As far as I am aware, it has been demonstrated that "shizophrenia" is a fiction, a metaphor for misbehaviour.
Thomas Szasz wrote a book "Shizophrenia, The Sacred Symbol Of Psychiatry" where he exposes the mythology of this American-style 'Taleban'.
Textbooks on pathology till recently just ignored the mythical sicknesses of the modern thought-policeman, because they were metaphorical and not medical. Some recent texts have now included it (no doubt its absence was embarrassing to those who believed in it)- however the entries for things like shizophrenia make quite different reading than entries for genuine medical patholgy.
It's like the difference betwen astrology (make-believe) and astronomy.
What is called "shizophrenia" is in practice an ambiguous list of disapproved-of behaviours, a grab-bag of sins against a priesthood of pyscho-babble.
The word is used to justify denying personal responsibility, or even the asaulting of misbehaving persons with chemical weapons misleadingly called medicines. Hitler's nazis pioneered the use of health rhetoric in the service of social control. Soviet Russians once thought American hippies were shizophrenics.

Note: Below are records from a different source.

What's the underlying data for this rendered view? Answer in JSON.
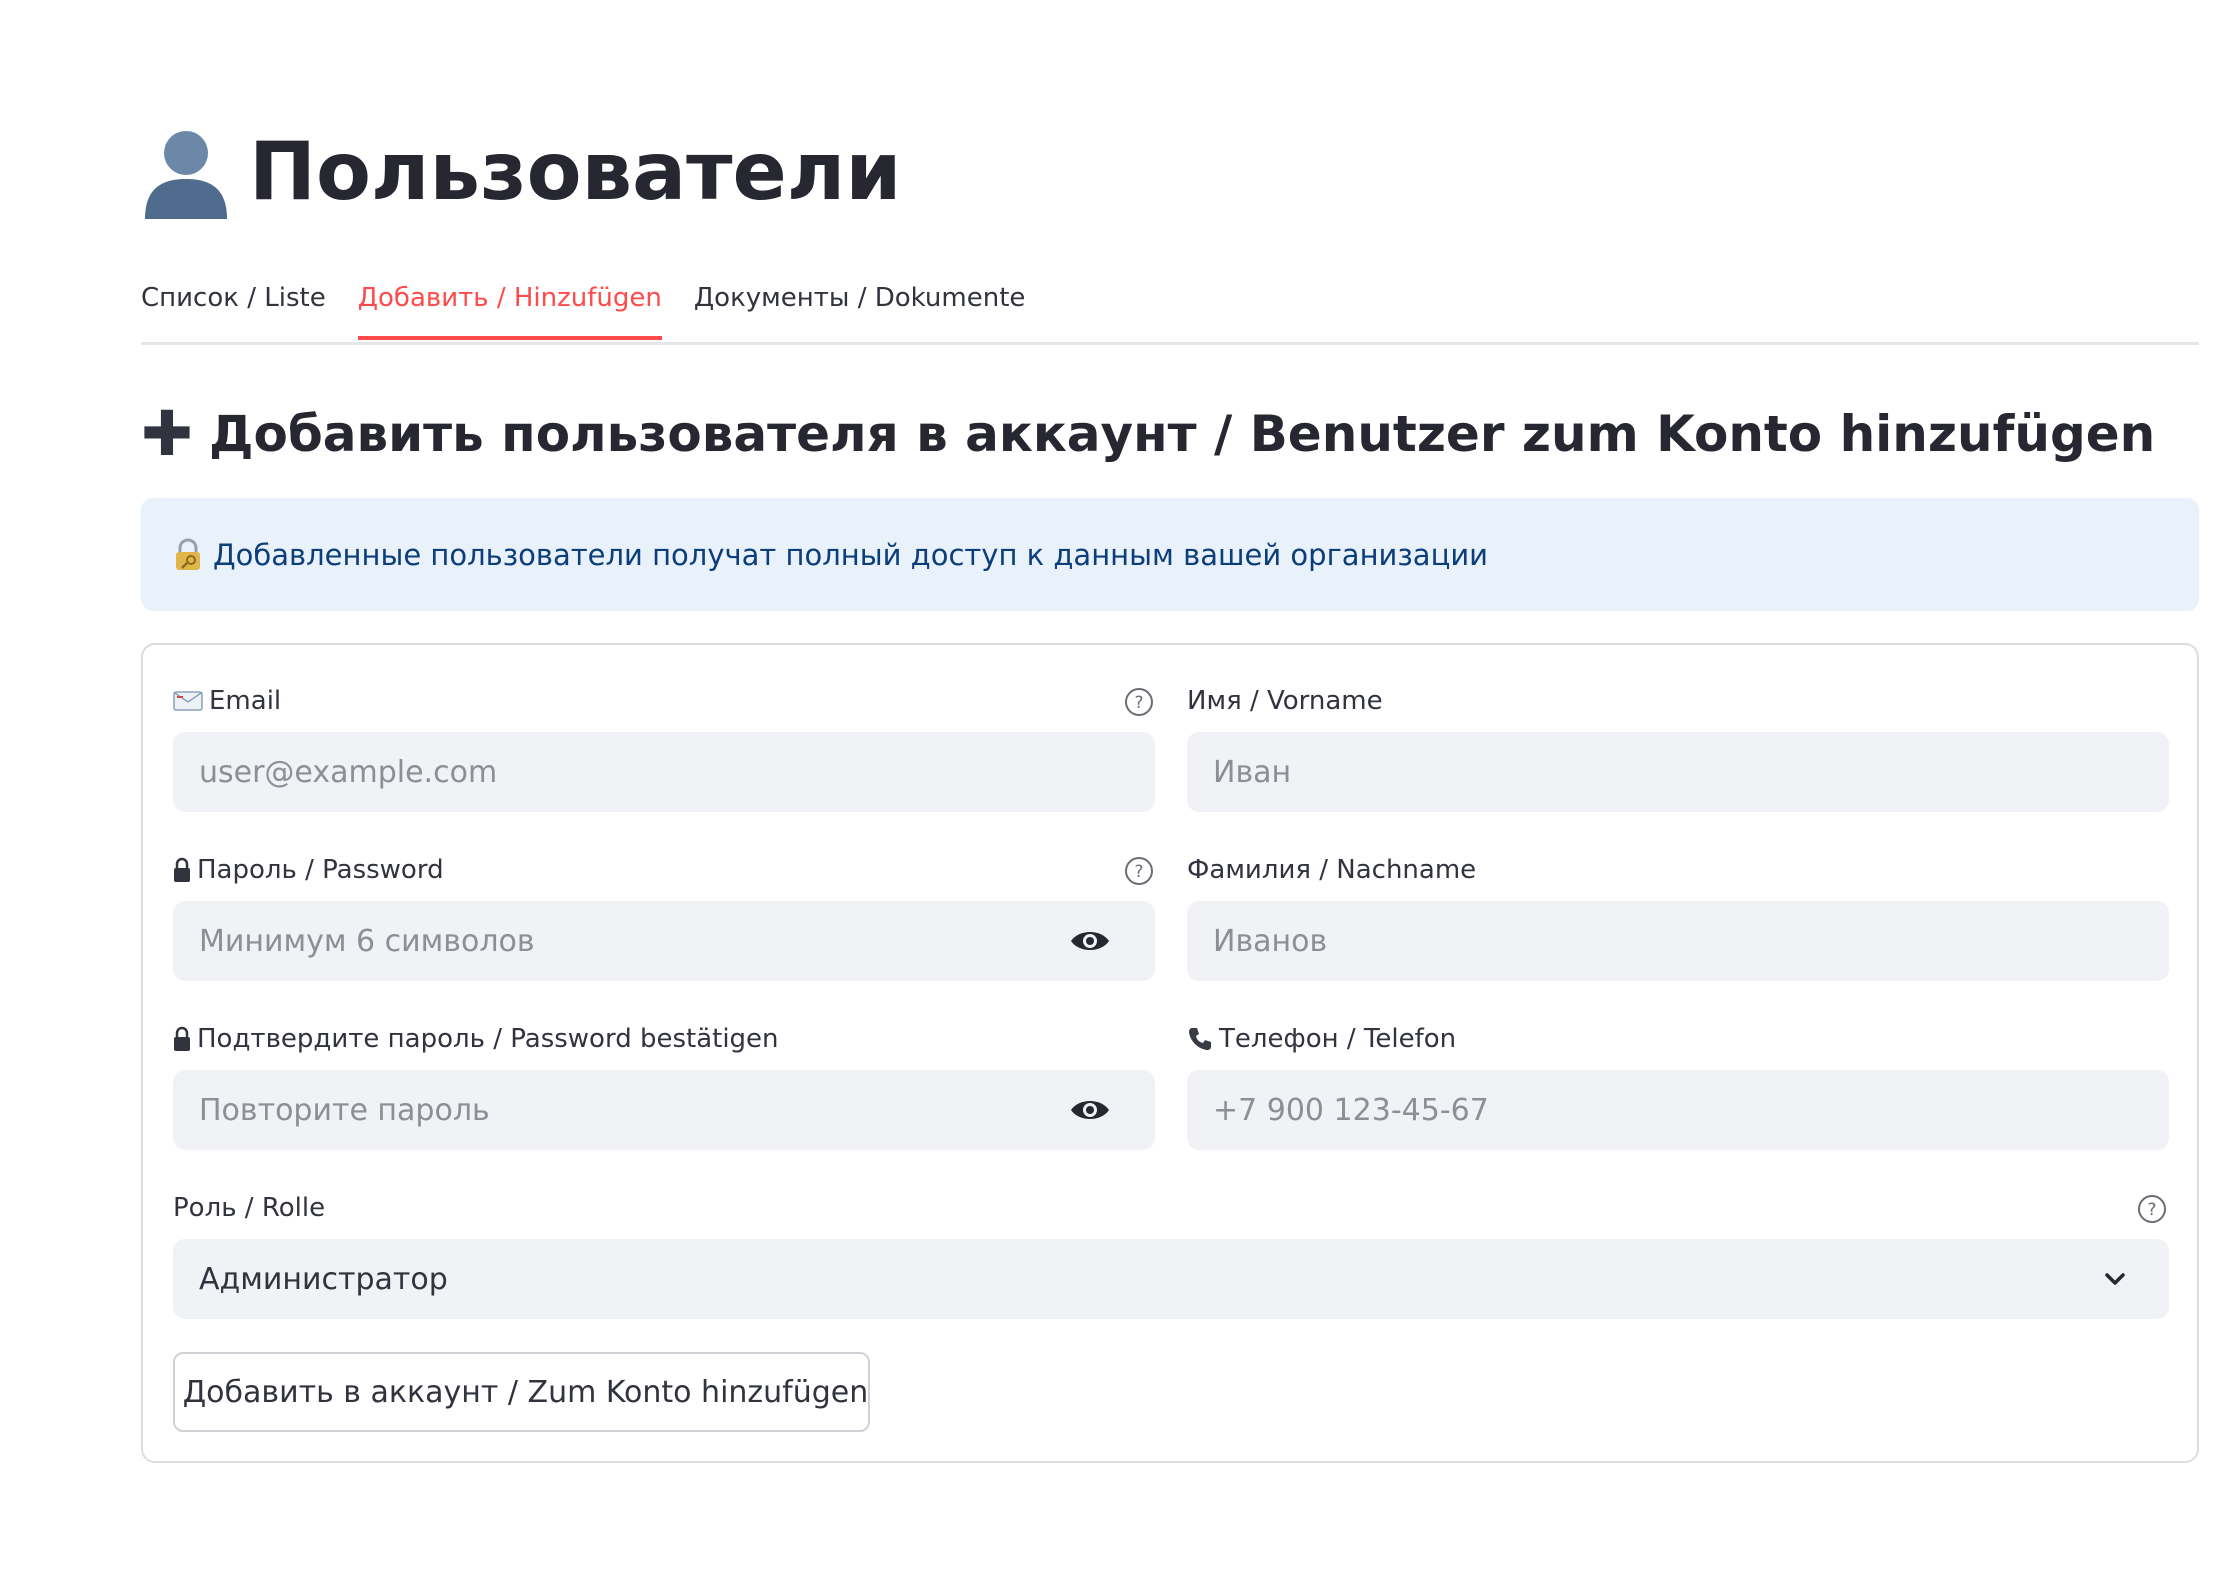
{
  "page": {
    "title": "Пользователи",
    "title_icon": "user-silhouette-icon"
  },
  "tabs": [
    {
      "label": "Список / Liste",
      "active": false
    },
    {
      "label": "Добавить / Hinzufügen",
      "active": true
    },
    {
      "label": "Документы / Dokumente",
      "active": false
    }
  ],
  "section": {
    "icon": "plus-icon",
    "title": "Добавить пользователя в аккаунт / Benutzer zum Konto hinzufügen"
  },
  "info": {
    "icon": "lock-key-icon",
    "text": "Добавленные пользователи получат полный доступ к данным вашей организации"
  },
  "form": {
    "email": {
      "icon": "envelope-icon",
      "label": "Email",
      "placeholder": "user@example.com",
      "has_help": true
    },
    "first_name": {
      "label": "Имя / Vorname",
      "placeholder": "Иван"
    },
    "password": {
      "icon": "lock-icon",
      "label": "Пароль / Password",
      "placeholder": "Минимум 6 символов",
      "has_help": true
    },
    "last_name": {
      "label": "Фамилия / Nachname",
      "placeholder": "Иванов"
    },
    "confirm_password": {
      "icon": "lock-icon",
      "label": "Подтвердите пароль / Password bestätigen",
      "placeholder": "Повторите пароль"
    },
    "phone": {
      "icon": "phone-icon",
      "label": "Телефон / Telefon",
      "placeholder": "+7 900 123-45-67"
    },
    "role": {
      "label": "Роль / Rolle",
      "selected": "Администратор",
      "has_help": true
    },
    "submit": {
      "icon": "users-icon",
      "label": "Добавить в аккаунт / Zum Konto hinzufügen"
    }
  },
  "colors": {
    "accent": "#ff4b4b",
    "info_bg": "#e9f1fb",
    "info_text": "#0b3e7a",
    "input_bg": "#f0f2f6",
    "text": "#31333f"
  }
}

Correlations with brain-chemicals remain speculative nonsense- if ever something were found to be a genuine (and not fake) brain-disease it would be lifted out of fakery (psychiatry) and put in to neurology or some other part of genuine medicine.
Every behaviour no-doubt has chemical parallel phenomena- this does not make one a cause and one an effect, or make one 'sickness'. Taking alcohol (a drug) influences behaviour; but doesn't mean drunkeness is a 'cure' for the 'illness' of sobriety. Nor does it remove responsibility for drunken behaviour or getting drunk.
Nowadays any dissaproved-of behaviour gets labelled 'illness'; and any approved of behaviour-influence gets labelled a 'therapy'. State support for this enterprise creates a 'therapeutic autocracy'. Responsibility gets evaded, crime proliferates, insurance companies bleed financially.
Even genuine medicine becomes moral politics the moment it asserts one bodily state is right (healthy) and another is wrong (sick) (see "Limits To Medicine" by Ivan Illich).
However, although "shizophrenia" disapears the moment the "Taleban's" rules of behaviour are overthrown; the people so-labelled do not disappear. Similarly witchcraft may disappear, but there still remain social misfits once labelled as witches.
It appears that people who indulge in play-acting, people who do not conform to social rules of behaviour, and people who experience the reverse of lucid dreaming; may be among those labelled as shizophrenics.
So maybe there are people who, instead of experiencing wake-consciousness in a dream (lucid dreaming), experience dream 'craziness' during waking (dream-lucid waking). If so, and if such persons experience problems with living; the answer would be for such persons to take more control and responsibility, not less.
It is quite possible that some people have bizarre experiences where simple things seem magnified etc.; this may involve the break down of the social-lie that everyone is expected to maintain. It is possible to learn a great deal by exploring one's inner world; and in the process it becomes fairly obvious what may be going on in some of those deemed crazy. My guess is that in some people the lies-of-society break up; the "veil" of distorted-perception gives way in a haphazard manner. My guess is such persons best be held responsible for themselves and encouraged to own and run their own inner state.